Supported Open Models
The following shows the supported models.
Models that are Officially Supported
The following is a list of supported models where we have validated.
Model | Quantizations | Supporting runtimes |
---|---|---|
TinyLlama/TinyLlama-1.1B-Chat-v1.0 | None | vLLM |
TinyLlama/TinyLlama-1.1B-Chat-v1.0 | AWQ | vLLM |
deepseek-ai/DeepSeek-Coder-V2-Lite-Base | Q2_K, Q3_K_M, Q3_K_S, Q4_0 | Ollama |
deepseek-ai/DeepSeek-Coder-V2-Lite-Instruct | Q2_K, Q3_K_M, Q3_K_S, Q4_0 | Ollama |
deepseek-ai/deepseek-coder-6.7b-base | None | vLLM, Ollama |
deepseek-ai/deepseek-coder-6.7b-base | AWQ | vLLM |
deepseek-ai/deepseek-coder-6.7b-base | Q4_0 | vLLM, Ollama |
fixie-ai/ultravox-v0_3 | None | vLLM |
google/gemma-2b-it | None | Ollama |
google/gemma-2b-it | Q4_0 | Ollama |
intfloat/e5-mistral-7b-instruct | None | vLLM |
meta-llama/Meta-Llama-3.3-70B-Instruct | AWQ, FP8-Dynamic | vLLM |
meta-llama/Meta-Llama-3.1-70B-Instruct | AWQ | vLLM |
meta-llama/Meta-Llama-3.1-70B-Instruct | Q2_K, Q3_K_M, Q3_K_S, Q4_0 | vLLM, Ollama |
meta-llama/Meta-Llama-3.1-8B-Instruct | None | vLLM |
meta-llama/Meta-Llama-3.1-8B-Instruct | AWQ | vLLM, Triton |
meta-llama/Meta-Llama-3.1-8B-Instruct | Q4_0 | vLLM, Ollama |
nvidia/Llama-3.1-Nemotron-70B-Instruct | Q2_K, Q3_K_M, Q3_K_S, Q4_0 | vLLM |
nvidia/Llama-3.1-Nemotron-70B-Instruct | FP8-Dynamic | vLLM |
mistralai/Mistral-7B-Instruct-v0.2 | Q4_0 | Ollama |
sentence-transformers/all-MiniLM-L6-v2-f16 | None | Ollama |
Please note that some models work only with specific inference runtimes.

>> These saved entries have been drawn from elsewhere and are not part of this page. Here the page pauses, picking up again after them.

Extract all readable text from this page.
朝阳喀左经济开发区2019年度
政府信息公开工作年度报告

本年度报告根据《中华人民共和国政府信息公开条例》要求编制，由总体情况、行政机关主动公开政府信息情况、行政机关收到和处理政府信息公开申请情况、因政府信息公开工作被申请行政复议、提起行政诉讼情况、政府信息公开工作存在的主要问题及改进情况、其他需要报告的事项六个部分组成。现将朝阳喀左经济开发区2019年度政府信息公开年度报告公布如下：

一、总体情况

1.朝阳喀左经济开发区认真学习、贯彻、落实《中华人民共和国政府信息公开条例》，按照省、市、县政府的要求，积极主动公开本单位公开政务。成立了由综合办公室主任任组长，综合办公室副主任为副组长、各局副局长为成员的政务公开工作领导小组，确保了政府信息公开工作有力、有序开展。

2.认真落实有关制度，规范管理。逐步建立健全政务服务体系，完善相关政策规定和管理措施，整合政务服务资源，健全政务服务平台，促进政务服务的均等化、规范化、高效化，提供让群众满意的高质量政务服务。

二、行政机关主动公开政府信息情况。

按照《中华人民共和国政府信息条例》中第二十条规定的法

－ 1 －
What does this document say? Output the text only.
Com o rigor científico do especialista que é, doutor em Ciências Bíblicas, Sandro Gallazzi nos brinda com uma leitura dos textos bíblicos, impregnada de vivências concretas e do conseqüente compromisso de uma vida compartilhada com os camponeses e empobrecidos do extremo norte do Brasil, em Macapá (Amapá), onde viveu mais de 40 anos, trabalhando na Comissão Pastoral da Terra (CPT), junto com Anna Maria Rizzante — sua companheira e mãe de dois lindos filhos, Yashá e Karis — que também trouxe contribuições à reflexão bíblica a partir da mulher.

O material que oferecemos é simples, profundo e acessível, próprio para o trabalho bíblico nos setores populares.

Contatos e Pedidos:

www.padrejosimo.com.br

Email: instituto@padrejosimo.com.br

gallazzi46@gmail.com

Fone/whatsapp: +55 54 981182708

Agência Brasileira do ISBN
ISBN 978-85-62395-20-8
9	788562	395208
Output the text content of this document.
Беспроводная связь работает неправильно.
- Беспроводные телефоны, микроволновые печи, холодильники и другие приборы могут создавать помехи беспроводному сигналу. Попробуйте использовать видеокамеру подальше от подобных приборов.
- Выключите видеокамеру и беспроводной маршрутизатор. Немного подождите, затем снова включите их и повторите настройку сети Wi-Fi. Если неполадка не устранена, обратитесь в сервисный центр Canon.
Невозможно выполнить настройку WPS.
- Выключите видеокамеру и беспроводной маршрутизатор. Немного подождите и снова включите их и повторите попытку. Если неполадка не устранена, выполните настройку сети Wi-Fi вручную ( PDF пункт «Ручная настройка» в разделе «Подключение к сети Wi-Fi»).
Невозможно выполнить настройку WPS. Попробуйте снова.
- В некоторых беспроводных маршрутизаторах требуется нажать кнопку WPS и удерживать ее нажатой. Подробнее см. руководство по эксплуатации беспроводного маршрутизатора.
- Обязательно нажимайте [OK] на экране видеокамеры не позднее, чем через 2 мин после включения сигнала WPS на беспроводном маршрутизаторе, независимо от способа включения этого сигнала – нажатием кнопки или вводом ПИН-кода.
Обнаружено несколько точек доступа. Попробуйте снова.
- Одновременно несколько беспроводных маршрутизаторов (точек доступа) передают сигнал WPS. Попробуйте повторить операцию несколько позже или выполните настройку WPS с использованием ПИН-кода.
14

Using Other Models in HuggingFace
First, create a k8s secret that contains the HuggingFace API key.
kubectl create secret generic \
huggingface-key \
-n llmariner \
--from-literal=apiKey=${HUGGING_FACE_HUB_TOKEN}
The above command assumes that LLMarine runs in the llmariner
namespace.
Then deploy LLMariner with the following values.yaml
.
model-manager-loader:
downloader:
kind: huggingFace
huggingFace:
cacheDir: /tmp/.cache/huggingface/hub
huggingFaceSecret:
name: huggingface-key
apiKeyKey: apiKey
baseModels:
- Qwen/Qwen2-7B
- TheBloke/TinyLlama-1.1B-Chat-v1.0-AWQ
Then the model should be loaded by model-manager-loader
. Once the loading completes, the model name
should show up in the output of llma models list
.